Pour tous, il semble évident que l’heure est venue d’admettre que le rapport de force a basculé et que la parole doit être désormais aux négociateurs. « Astana s’inscrit dans un processus pour mettre fin à l’effusion de sang commise par le régime et ses alliés. Nous voulons mettre fin à leurs séries de crimes », admettait la semaine dernière Mohamed Allouche, qui n’a manifestement pas été dissuadé de tenir ce discours par ses protecteurs saoudiens. Signe d’une apparente volonté de voir réussir cette étape au moins des négociations, la plupart des groupes rebelles – à l’exception du puissant Ahrar Al-Cham – semblent avoir décidé de ne pas insister sur les violations répétées du cessez-le-feu recensées depuis fin décembre.

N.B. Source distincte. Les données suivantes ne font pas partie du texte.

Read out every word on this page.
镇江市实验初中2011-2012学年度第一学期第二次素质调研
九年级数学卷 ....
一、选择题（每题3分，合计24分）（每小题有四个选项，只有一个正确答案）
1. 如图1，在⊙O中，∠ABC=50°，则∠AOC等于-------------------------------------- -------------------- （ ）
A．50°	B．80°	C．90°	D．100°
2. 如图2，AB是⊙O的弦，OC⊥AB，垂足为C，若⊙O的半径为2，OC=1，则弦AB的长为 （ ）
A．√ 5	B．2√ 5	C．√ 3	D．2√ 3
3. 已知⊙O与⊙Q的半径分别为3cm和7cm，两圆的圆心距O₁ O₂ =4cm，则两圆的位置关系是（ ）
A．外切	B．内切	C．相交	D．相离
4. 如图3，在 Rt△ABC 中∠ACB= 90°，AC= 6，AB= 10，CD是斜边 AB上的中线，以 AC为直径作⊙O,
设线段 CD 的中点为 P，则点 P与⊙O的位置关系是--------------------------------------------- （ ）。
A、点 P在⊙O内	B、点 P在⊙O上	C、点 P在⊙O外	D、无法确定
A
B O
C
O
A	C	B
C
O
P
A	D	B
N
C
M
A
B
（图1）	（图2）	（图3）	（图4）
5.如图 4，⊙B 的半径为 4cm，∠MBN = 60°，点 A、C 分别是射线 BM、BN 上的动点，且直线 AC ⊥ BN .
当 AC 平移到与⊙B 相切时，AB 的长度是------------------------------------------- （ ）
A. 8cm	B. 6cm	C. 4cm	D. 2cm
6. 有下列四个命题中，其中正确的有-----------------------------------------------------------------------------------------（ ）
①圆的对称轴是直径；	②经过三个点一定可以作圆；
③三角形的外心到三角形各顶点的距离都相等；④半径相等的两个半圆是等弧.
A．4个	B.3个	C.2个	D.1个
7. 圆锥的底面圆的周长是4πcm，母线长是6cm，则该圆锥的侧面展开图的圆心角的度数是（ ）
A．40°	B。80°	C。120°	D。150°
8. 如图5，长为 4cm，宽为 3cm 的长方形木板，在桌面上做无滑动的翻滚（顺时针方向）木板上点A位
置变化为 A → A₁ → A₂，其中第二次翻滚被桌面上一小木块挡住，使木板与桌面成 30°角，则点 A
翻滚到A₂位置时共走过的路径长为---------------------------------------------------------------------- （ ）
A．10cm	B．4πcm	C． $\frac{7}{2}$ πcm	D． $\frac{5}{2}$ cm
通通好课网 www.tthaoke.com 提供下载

Que peut-on attendre alors des discussions d’Astana ? La préparation de « nouveaux accords de réconciliation », comme l’envisage sans excès de décence Bachar al-Assad ? On en est très loin. Un cessez-le-feu consolidé et peut-être surveillé par des observateurs ? C’est le plus probable. « Les rebelles en ont besoin pour encaisser le traumatisme provoqué par la défaite d’Alep et achever la réinstallation des combattants évacués dans la zone d’Idlib, tenue par les djihadistes de Fatah Al-Cham, estime un expert familier du terrain. Le régime en a moins besoin, car il a militairement le vent en poupe et entend atteindre son objectif : en finir avec la rébellion. Mais il acceptera le cessez-le feu sous la pression de ses alliés, en particulier de Moscou, qui compte aller en position de force à la négociation de Genève ».

D’ici là, Washington, qui a été invité à assister aux discussions d’Astana par Moscou et Ankara – contre l’avis de Téhéran – mais qui n’y manifestera sans doute qu’une présence symbolique, aura probablement arrêté sa nouvelle position sur le conflit syrien. La dernière initiative de l’administration Obama sur le terrain a été, deux jours avant l’entrée en fonctions de Donald Trump, la participation de l’aviation américaine aux frappes lancées par les avons turcs et russes sur les positions de Daech dans la région d’Al-Bab.